这是诸葛柳蘅离开前,特意为她炼制的风水法器。
罗盘质地精良,能精准感应风水气流。
萧潇刚落地,圆滚滚的苍宝也滚下了马车。
它浑身绒毛蓬松柔软,黑眸明亮,四肢粗壮。
落地后,她立刻挡在萧潇身前,对着邙阴坞的方向龇了龇牙。
“嗷呜!”
苍宝警惕地盯着村中弥漫的阴气,一副护主心切的模样。
紫鸢从马车上走下,身着淡紫色长裙。
她身姿温婉,脸上带着温柔的笑意,快步走到萧潇身边。
“萧潇,慢点跑。”
“邙阴坞阴气重,待会儿起局时,若有不适,立刻我们,莫要逞强。”
萧潇仰着小脸,拍了拍自己腰间的罗盘,信心满满。
“婶娘放心,我不逞强,因为我很强!”
紫鸢微笑,这股子气势,倒是和萧砚有些相似。
萧潇是九品术数师,已经学会望气术,看穿万物的气数。
她说着,抬手晃了晃手腕。
袖口的玉符,发出细微的灵光。
周身气流微微紊乱,脚下的杂草竟微微摇曳起来。
这些玉符,是紫鸢从浑天监买来给萧潇防身的。
霍征带着一队绣衣卫,跟在马车后面。
他们身着墨绿和藏青色绣衣,神色肃穆,迅速分散在村落四周。
“君侯大人,绣衣卫已就位,全程护法!”
霍征上前躬身行礼,语气恭敬。
萧砚点了点头,走到萧潇面前,弯腰揉了揉苍宝的头顶。
“苍宝,别紧张。”
他抬手轻拂苍宝的头顶。
一道温和的文气注入,苍宝瞬间放松下来。
“啊——呜!”
苍宝蹭了蹭萧砚的手心,转头蹭了蹭萧潇的小腿,模样温顺了许多。
“萧潇突破八品风水师,要改造邙阴坞的风水,将凶地化为福地。”
“顺利改造之后,萧潇就能成功进阶了。”
萧潇抬起圆溜溜的大眼睛,看着萧砚。
“小叔!”
她小手紧紧攥着腰间的罗盘,语气坚定。
“你都六品了,我也很快就八品了!”
“我已经看过了,邙阴坞气数紊乱。
只要我布置好风水局,就能将它转化为福地!”
接下来,萧潇说了很多,萧砚和宋一都是默默点头。
不插话的原因,是因为他们真的不懂。
在紫鸢和萧潇眼中,能看到村中的气数图谱。
红色的煞气、黑色的戾气、与灰色的怨气交织。
唯有村落中心,有一丝微弱的土黄色元气,若隐若现。
紫鸢眼中闪过一丝赞许,“萧潇,看得不错。

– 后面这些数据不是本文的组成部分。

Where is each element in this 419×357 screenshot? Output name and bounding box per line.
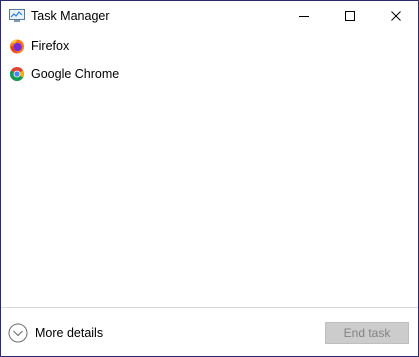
task-manager-window: Task Manager Firefox Google Chrome More …	[0, 0, 419, 357]
chrome-icon	[9, 66, 25, 82]
list-item-firefox[interactable]: Firefox	[1, 31, 418, 59]
maximize-icon	[345, 11, 355, 21]
more-details-label: More details	[35, 326, 104, 340]
maximize-button[interactable]	[327, 1, 373, 31]
task-manager-icon	[9, 9, 25, 23]
window-title: Task Manager	[31, 9, 110, 23]
close-button[interactable]	[373, 1, 419, 31]
minimize-button[interactable]	[281, 1, 327, 31]
close-icon	[391, 11, 401, 21]
process-name: Firefox	[31, 39, 70, 53]
firefox-icon	[9, 38, 25, 54]
process-name: Google Chrome	[31, 67, 120, 81]
process-list: Firefox Google Chrome	[1, 31, 418, 87]
footer-bar: More details End task	[1, 307, 418, 357]
more-details-button[interactable]: More details	[8, 323, 118, 343]
list-item-google-chrome[interactable]: Google Chrome	[1, 59, 418, 87]
title-bar[interactable]: Task Manager	[1, 1, 418, 31]
chevron-down-icon	[8, 323, 28, 343]
end-task-button[interactable]: End task	[325, 322, 409, 344]
minimize-icon	[299, 16, 309, 17]
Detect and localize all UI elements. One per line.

”
“八品风水师,要精通勘察山川地势和判断风水吉凶之术。”
“你望气能力已然足够,可以布置小型风水局。”
“布下三奇八门:乙丙丁三奇,休、生、伤、杜、景、死、惊、开八门。”
“然后,用八角形罗盘顺利起局,便算晋阶成功。”
萧潇用力点头,小脸上满是自信。
“紫鸢婶娘放心,我都准备好了!”
萧潇、苍宝、紫鸢和萧砚一起,慢慢走入村子中央。
远处的碎石路上,丹阳公主和庾文君的马车悄悄停着。
“殿下,三奇八门,就是奇门吗?”
对于庾文君的疑问,丹阳公主道:“不错,就是紫鸢说的三奇八门。”
庾文君又问:“乙丙丁三奇,那甲呢?”
丹阳公主眉眼含笑:“甲是天干之首,是至尊之位。”
“既然是至尊,那当然要藏起来了。”
“最重要的至尊藏起来,这就是遁甲。”
“文君,这就是奇门遁甲了!”
“哦哦。”庾文君又道:“那为什么术士只学奇门,不学遁甲?”
丹阳公主道:“因为失传了……嗯,这么说不对。”
“老师建立术士体系,用古老相传的奇门感应天地,创立了奇门术法。”
“但是遁甲术呢,无法创立术法,自然无法修炼。”
“哦,那为什么无法创立术法呢?”庾文君又问。
丹阳公主瞪了庾文君一眼。
“文君,你好烦啊,问题没完没了。”
“殿下不知道啊,那我不问了。”
“文君,你!”
“那我接着问?”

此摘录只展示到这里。